After Wednesday’s close, MicroStrategy Inc. is expected to announce its software business results, but few Wall Street analysts are likely to be interested. Because the stock is essentially just a bitcoin play for the majority of investors.
Investors were taken aback when MicroStrategy (MSTR) revealed in its most recent quarterly report that it will raise $42 billion over the next three years by selling debt and ordinary stock in order to purchase bitcoin (BTCUSD).
Although it might not be as big of an announcement, investors might be looking for another one. Since it spent $20.5 billion to purchase 218,887 bitcoins between October 31 and January 26, the firm has now accomplished nearly half of its three-year objective in just three months.
Since the stock’s future is dependent on the company’s ability to continue buying bitcoin, investors essentially want to hear that it will continue to do so.
Although bitcoin has no inherent worth, as noted by Mizuho analyst Dan Dolev in a recent note to clients, rising worldwide use of the digital currency, a sluggish rate of supply growth, and a positive political climate all point to future price increases.
The stock of MicroStrategy also needs to rise. The stock has stalled in recent months and is currently trading roughly 28% behind its post-results, post-election record level of $473.83 on November 20, despite having been trading roughly 38% higher since the company’s last earnings release.
Bitcoin, on the other hand, did not reach its peak until December 17, when it reached an intraday high of $109,224. As of right now, it was trading little over 11% below that record.
The corporation stated in its most recent filing that it had purchased 471,107 bitcoins at an average price of $64,511 each, for a total of almost $30.4 billion. That ownership would be worth about $45.6 billion at today’s prices.

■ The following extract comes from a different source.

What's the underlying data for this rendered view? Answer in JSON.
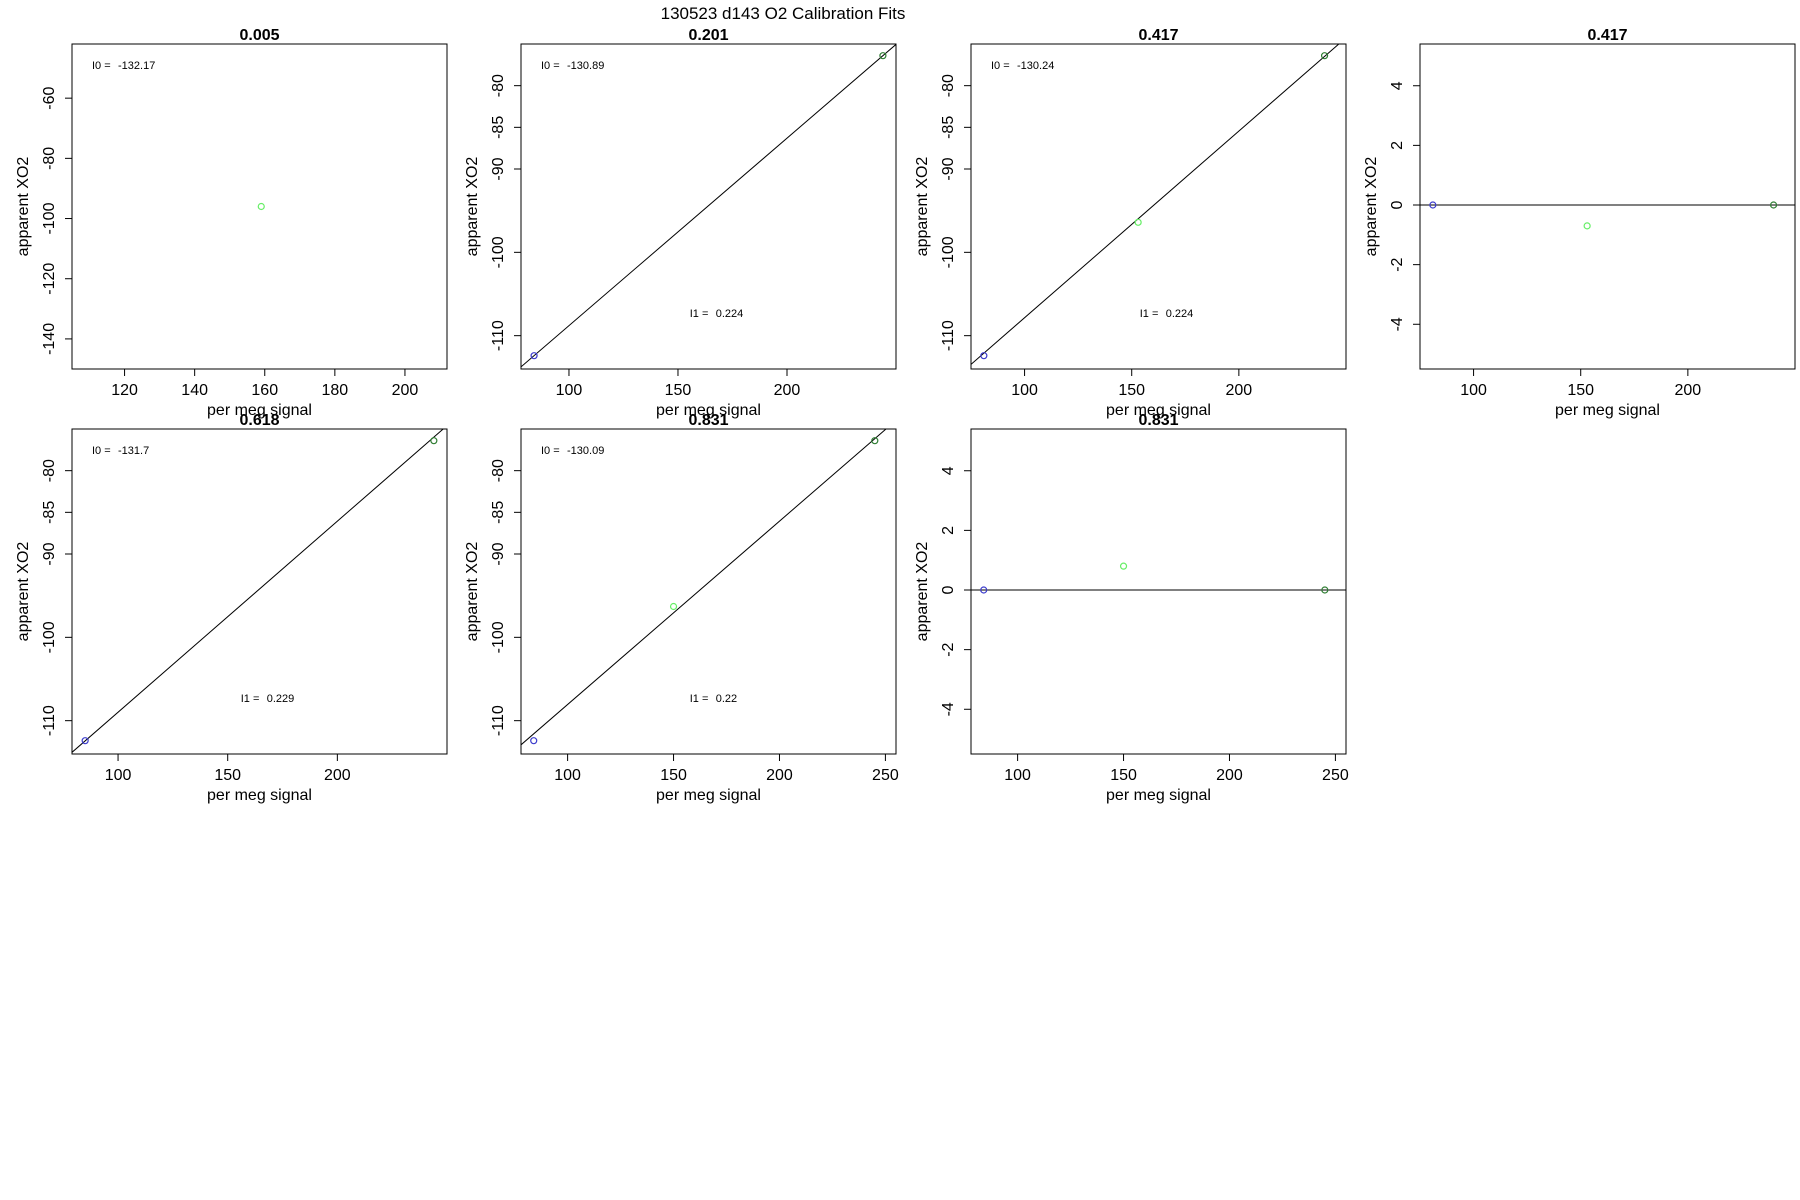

According to FactSet’s survey of analysts, MicroStrategy’s software division, which Mizuho’s Dolev claimed was a nearly “inconsequential portion” of its valuation, is expected to go from a profit of 50 cents per share during the same period last year to an operating loss per share of 9 cents.
It is anticipated that revenue will decline from $124.5 million to $122.4 million. Its largest business, product support, is predicted to witness a decline in revenue from $65.5 million to $61.8 million, product licenses to drop from $18.4 million to $12.4 million, and subscription services to increase from $21.5 million to $30.6 million.